A/N: In his final battle Asch says that "It's not about logic!" which is tantamount to admitting that no, he's not sane at all at that point. The battle that he claims is to confirm his identity is really over nothing more than who Van loves more. Even up until the end, Asch never broke free of Van's control. After the end, of course, is another story.

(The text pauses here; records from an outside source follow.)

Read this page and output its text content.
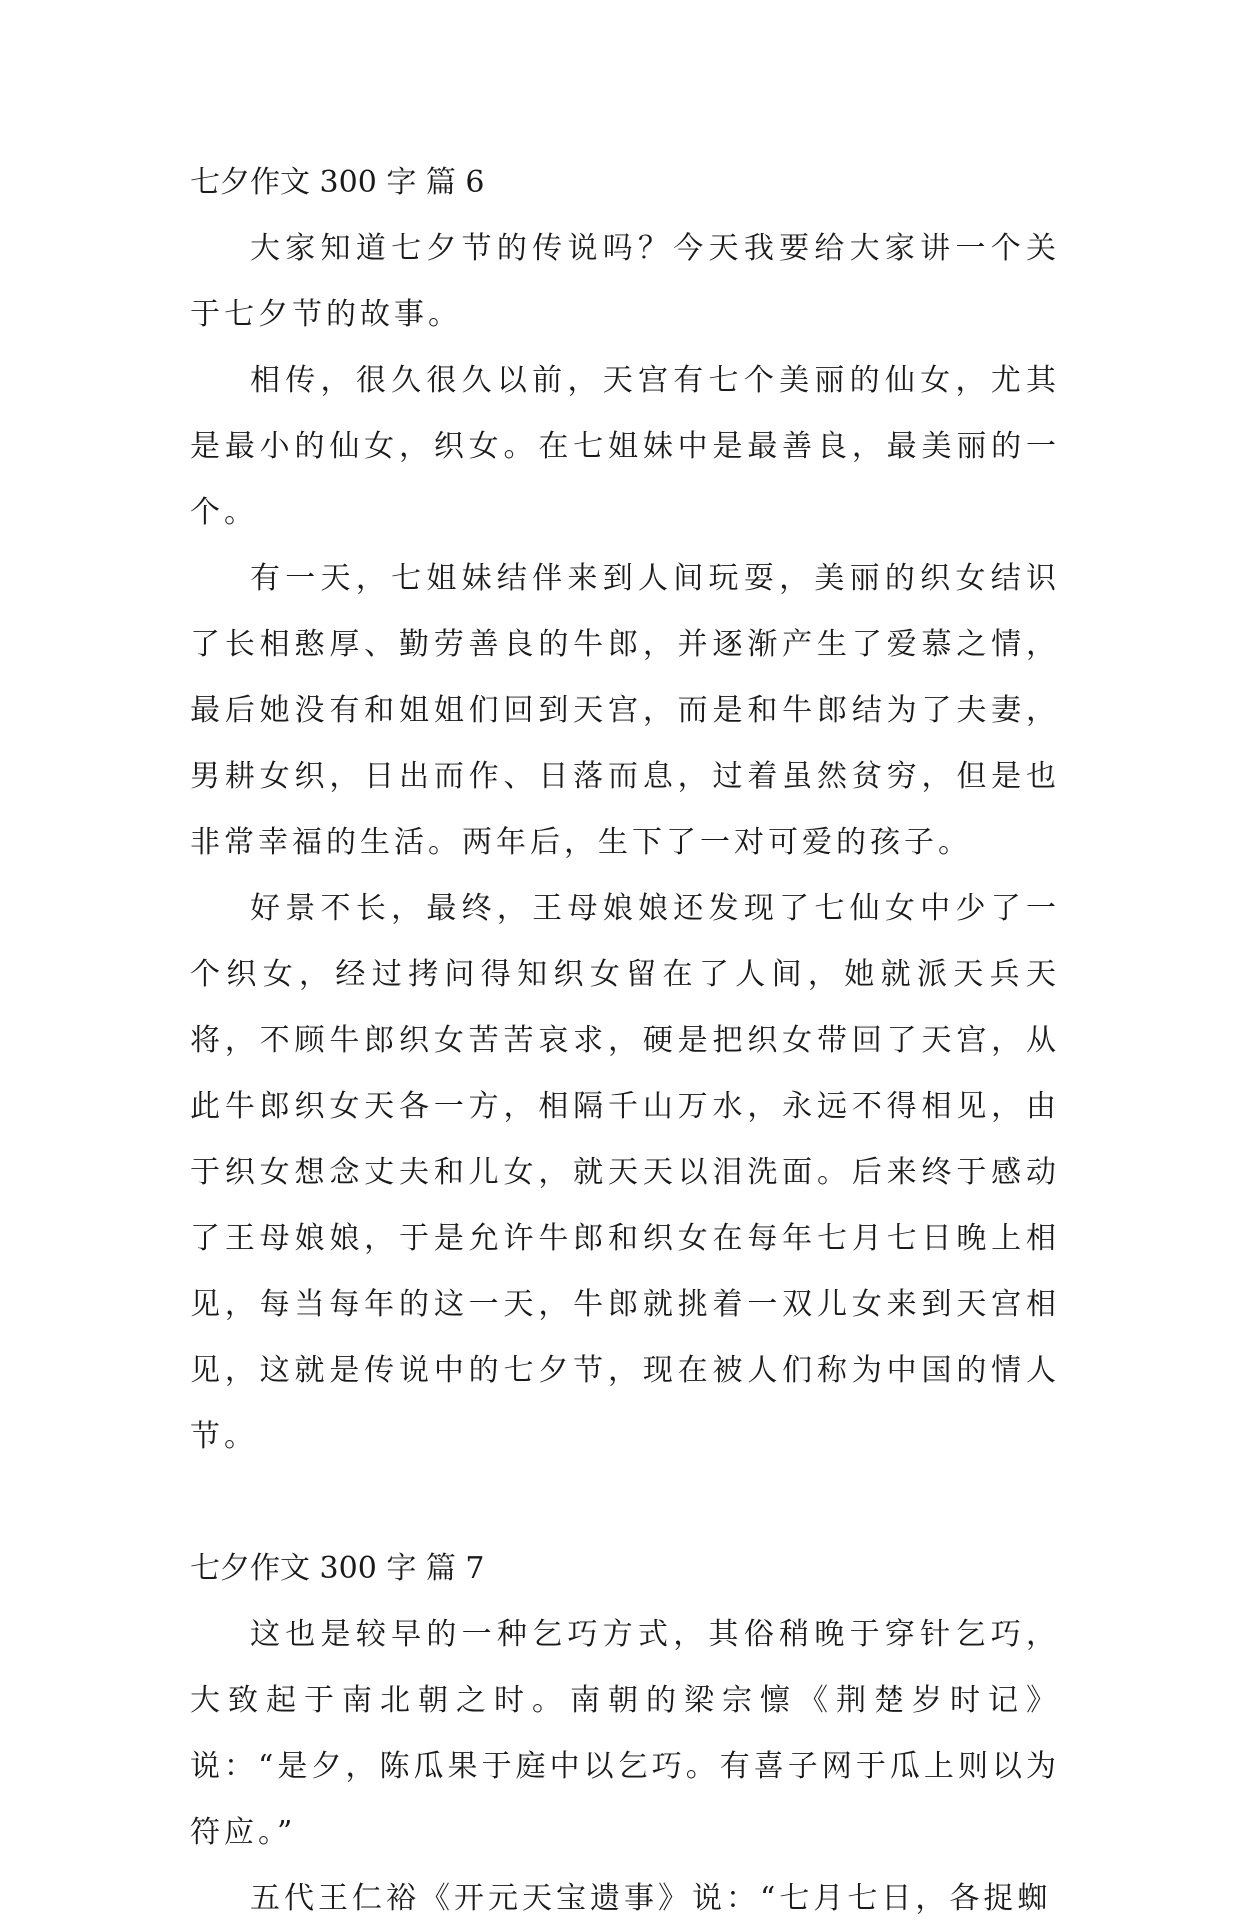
七夕作文 300 字 篇 6

大家知道七夕节的传说吗？今天我要给大家讲一个关于七夕节的故事。

相传，很久很久以前，天宫有七个美丽的仙女，尤其是最小的仙女，织女。在七姐妹中是最善良，最美丽的一个。

有一天，七姐妹结伴来到人间玩耍，美丽的织女结识了长相憨厚、勤劳善良的牛郎，并逐渐产生了爱慕之情，最后她没有和姐姐们回到天宫，而是和牛郎结为了夫妻，男耕女织，日出而作、日落而息，过着虽然贫穷，但是也非常幸福的生活。两年后，生下了一对可爱的孩子。

好景不长，最终，王母娘娘还发现了七仙女中少了一个织女，经过拷问得知织女留在了人间，她就派天兵天将，不顾牛郎织女苦苦哀求，硬是把织女带回了天宫，从此牛郎织女天各一方，相隔千山万水，永远不得相见，由于织女想念丈夫和儿女，就天天以泪洗面。后来终于感动了王母娘娘，于是允许牛郎和织女在每年七月七日晚上相见，每当每年的这一天，牛郎就挑着一双儿女来到天宫相见，这就是传说中的七夕节，现在被人们称为中国的情人节。

七夕作文 300 字 篇 7

这也是较早的一种乞巧方式，其俗稍晚于穿针乞巧，大致起于南北朝之时。南朝的梁宗懔《荆楚岁时记》说：“是夕，陈瓜果于庭中以乞巧。有喜子网于瓜上则以为符应。”

五代王仁裕《开元天宝遗事》说：“七月七日，各捉蜘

The final battle here might seem anticlimactic, and that's because it is. The climax has already happened, Van is no longer the center of their lives, no longer someone that they should put themselves at risk to give a fair fight. If Luke had used his power more in the game... Luke is, as Lorelei says, Lorelei's equal and own self. Luke is god-mode, and very, very capable of doing any number of nasty things to Van. Instead he fights him as a human, in essence going easy on him, partially due to fear of his power after Akzeriuth, partly due to other issues, and mostly because he fundamentally is still centered around Van because he's a seven year old child and Van is his father/creator. It's not like the party steps up to the plate: they still think he's a teen in every sense but birthdate.

In this, however, Van is their past, they have another future that they value/love more, and I like big bads getting anticlimactic ends (did it in a Legacy of Kain fic), since they puff themselves up so and it's liberating to the characters for them to not matter anymore. It's not a satisfying end to Van, but the issue is that he never satisfied the needs he manipulated them into investing in him, and so doesn't deserve a satisfying end. He deserves to be 'handled' in the way most advantageous to Asch, Luke, and their own needs and priorities.